Specifically, the Right has experienced decades of success with the strategy of easing the public reception of reactionary discourse and politics by safely abstracting this inflammatory content from its undesirable source. A case study: some unhinged survivalist with a blog proffers some absurd theory; the Drudge Report covers it; Fox covers the Drudge Report’s coverage; everybody else covers Fox’s coverage of the Drudge Report’s coverage; and the unhinged survivalist’s equally unhinged conspiracy theory has now become a part of the established discourse.

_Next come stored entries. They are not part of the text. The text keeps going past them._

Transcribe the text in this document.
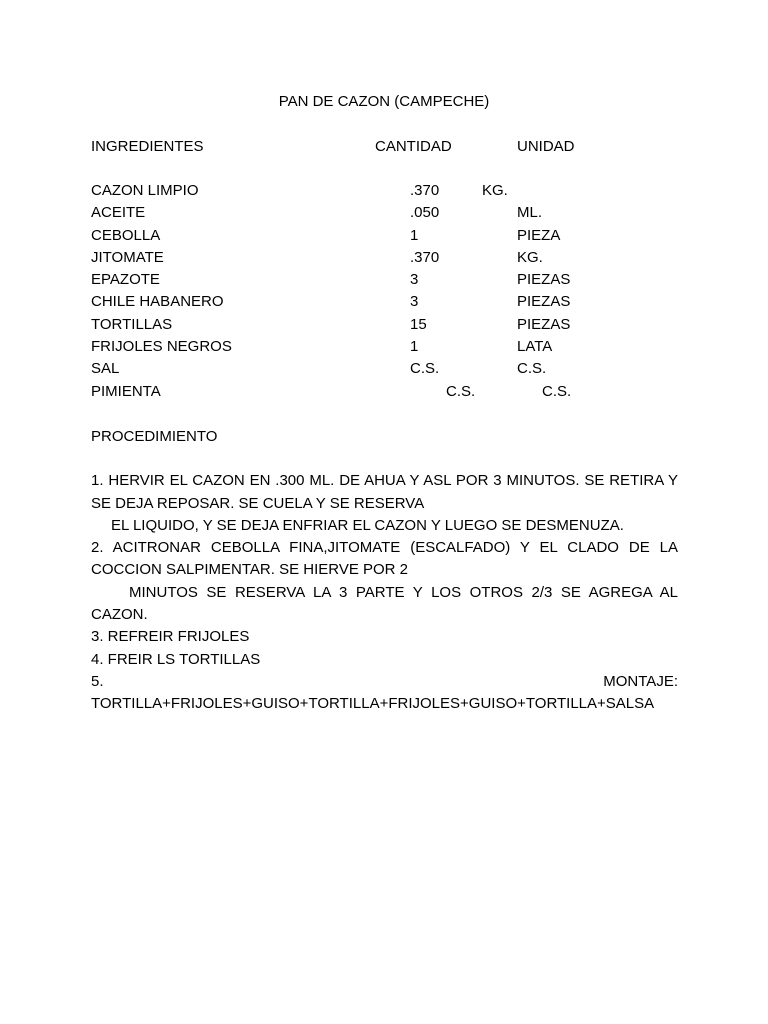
PAN DE CAZON (CAMPECHE)
INGREDIENTES	CANTIDAD	UNIDAD
CAZON LIMPIO	.370	KG.
ACEITE	.050	ML.
CEBOLLA	1	PIEZA
JITOMATE	.370	KG.
EPAZOTE	3	PIEZAS
CHILE HABANERO	3	PIEZAS
TORTILLAS	15	PIEZAS
FRIJOLES NEGROS	1	LATA
SAL	C.S.	C.S.
PIMIENTA	C.S.	C.S.
PROCEDIMIENTO
1. HERVIR EL CAZON EN .300 ML. DE AHUA Y ASL POR 3 MINUTOS. SE RETIRA Y
SE DEJA REPOSAR. SE CUELA Y SE RESERVA
EL LIQUIDO, Y SE DEJA ENFRIAR EL CAZON Y LUEGO SE DESMENUZA.
2. ACITRONAR CEBOLLA FINA,JITOMATE (ESCALFADO) Y EL CLADO DE LA
COCCION SALPIMENTAR. SE HIERVE POR 2
MINUTOS SE RESERVA LA 3 PARTE Y LOS OTROS 2/3 SE AGREGA AL
CAZON.
3. REFREIR FRIJOLES
4. FREIR LS TORTILLAS
5.	MONTAJE:
TORTILLA+FRIJOLES+GUISO+TORTILLA+FRIJOLES+GUISO+TORTILLA+SALSA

The Left could use a bit of abstraction itself, and, considering how much richer its intellectual tradition is compared to that of the Right, this public relations buffer zone isn’t hard to come by. Take the example of Anita Dunn getting taken to task by Glenn Beck for quoting Mao. One really must wonder what the fuck Ms. Dunn was thinking, seeing as one would be hard-pressed to cite the last time someone on the right got caught quoting Pinochet. The left’s intellectual tradition is still very much alive, and if it doesn’t wish to abandon its theoretical roots (which it’s already done enough of) it need not cite the most divisive ghosts of its past in order to do so.
Seriously: if Anita Dunn, instead of quoting Mao, had instead quoted Badiou’s reading of Deleuze’s reinterpretation of Althusser’s formulation of Marx’s conclusions in the Grundrisse, Glenn Beck never would have gotten past the pronunciation of “Badiou”.